Is WOTUS still on hold in New Mexico?

Other WOTUS litigation has become even more complicated than before.

In a separate multistate lawsuit in federal district court in North Dakota, recent state withdrawals have resulted in changes to where the Obama rule is effective.

In March, Colorado and New Mexico, both under new Democratic leadership, asked to bow out of the case. The court granted their requests this month and stipulated that an earlier preliminary injunction of the Obama rule is no longer in effect in Colorado.

New Mexico is more complicated. After the two state agencies involved in the lawsuit moved to withdraw, a coalition of New Mexico and Arizona counties asked to join the case.

WOTUS map. Map credit: Claudine Hellmuth/E&E News
After recent legal developments, the Clean Water Rule is now in effect in Colorado, along with 22 other states.
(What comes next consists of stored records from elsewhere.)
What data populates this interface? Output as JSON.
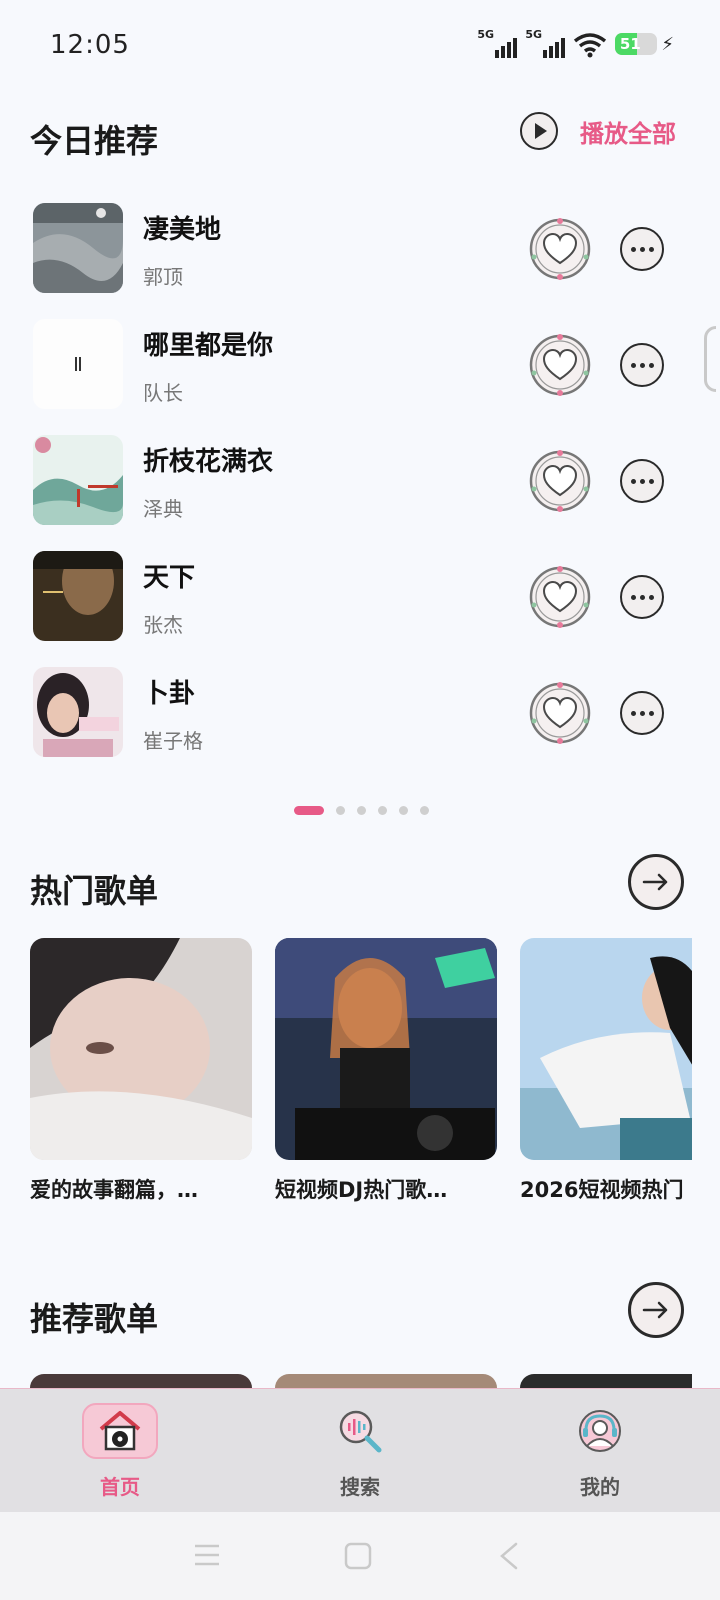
{
  "status_bar": {
    "time": "12:05",
    "signal1_label": "5G",
    "signal2_label": "5G",
    "battery_level": "51",
    "battery_percent": 51
  },
  "today": {
    "title": "今日推荐",
    "play_all_label": "播放全部",
    "songs": [
      {
        "name": "凄美地",
        "artist": "郭顶"
      },
      {
        "name": "哪里都是你",
        "artist": "队长"
      },
      {
        "name": "折枝花满衣",
        "artist": "泽典"
      },
      {
        "name": "天下",
        "artist": "张杰"
      },
      {
        "name": "卜卦",
        "artist": "崔子格"
      }
    ],
    "pager": {
      "count": 6,
      "active": 0
    }
  },
  "hot_playlists": {
    "title": "热门歌单",
    "items": [
      {
        "title": "爱的故事翻篇，…"
      },
      {
        "title": "短视频DJ热门歌…"
      },
      {
        "title": "2026短视频热门"
      }
    ]
  },
  "recommended_playlists": {
    "title": "推荐歌单"
  },
  "bottom_nav": {
    "items": [
      {
        "label": "首页",
        "icon": "home-icon",
        "active": true
      },
      {
        "label": "搜索",
        "icon": "search-icon",
        "active": false
      },
      {
        "label": "我的",
        "icon": "profile-icon",
        "active": false
      }
    ]
  },
  "colors": {
    "accent": "#e75a87",
    "background": "#f7f9fd",
    "nav_background": "#e1e0e3"
  }
}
Attorneys are asking a court to clarify the status in New Mexico, where just 10 counties are currently involved in litigation against the regulation.

In its request, the Coalition of Arizona/New Mexico Counties for Stable Economic Growth — which includes 10 counties in New Mexico — argued that the court should continue to enjoin the Obama rule across the state.

When the court granted the New Mexico agencies’ request to withdraw, it specified that the "preliminary injunction remains in effect as to Intervenor-Plaintiff Coalition of Arizona/New Mexico Counties for Stable Economic Growth."

There remains confusion about whether the injunction applies only to the 10 New Mexico counties in the coalition or throughout the state.

Francois, the PLF lawyer who represents the coalition, argued that because the coalition also includes individual members scattered across New Mexico and because the group asked the court to preserve the injunction in its request to intervene, the WOTUS freeze still applies statewide.

New Mexico officials told E&E News that they also interpret the court’s order as keeping the injunction intact.

"Our reading of the Court’s Order is that it preserves the preliminary injunction in the entire state of New Mexico," New Mexico Environment Department spokeswoman Maddy Hayden said in an email.

"When that party moved to intervene … they expressed their interest in the injunction remaining in effect in the entire state, not just the ten member counties of their organization," she added. "Based on that, and the fact that no party opposed either of those requests, our reading of the Order is that the preliminary injunction against the 2015 WOTUS Rule going into effect in New Mexico remains in effect."

But federal government lawyers want the court to clarify what it meant and question whether the injunction should be in effect anywhere in New Mexico.

In a Friday filing, Justice Department attorneys said the extension of the injunction was "premature" because the county coalition never made a formal request for one and cannot be covered by one now.

"Nor have the counties advised the Court of the authority they have to seek injunctive relief where the State regulatory entities have withdrawn from the case," Justice Department lawyers told the district court. "The Agencies thus seek clarification of the applicability of the Court’s 2015 preliminary injunction with respect to the ten counties in New Mexico that are part of the Coalition of AZ/NM Counties."

The county coalition has until June 7 to respond.

Ohio appeal

In yet another recent development in the legal fight over the Obama water rule, two Eastern states are preparing to take their fight to an appeals court.

The U.S. District Court for the Southern District of Ohio in March refused a request from Ohio and Tennessee to block the Clean Water Rule in those states (Greenwire, March 26).

The states filed notice last night that they are challenging that ruling at the 6th U.S. Circuit Court of Appeals.

The nonstop legal twists come as the Trump administration works quickly on rescinding and replacing the Obama-era regulation. Finalization of those efforts would likely sideline all the existing WOTUS litigation.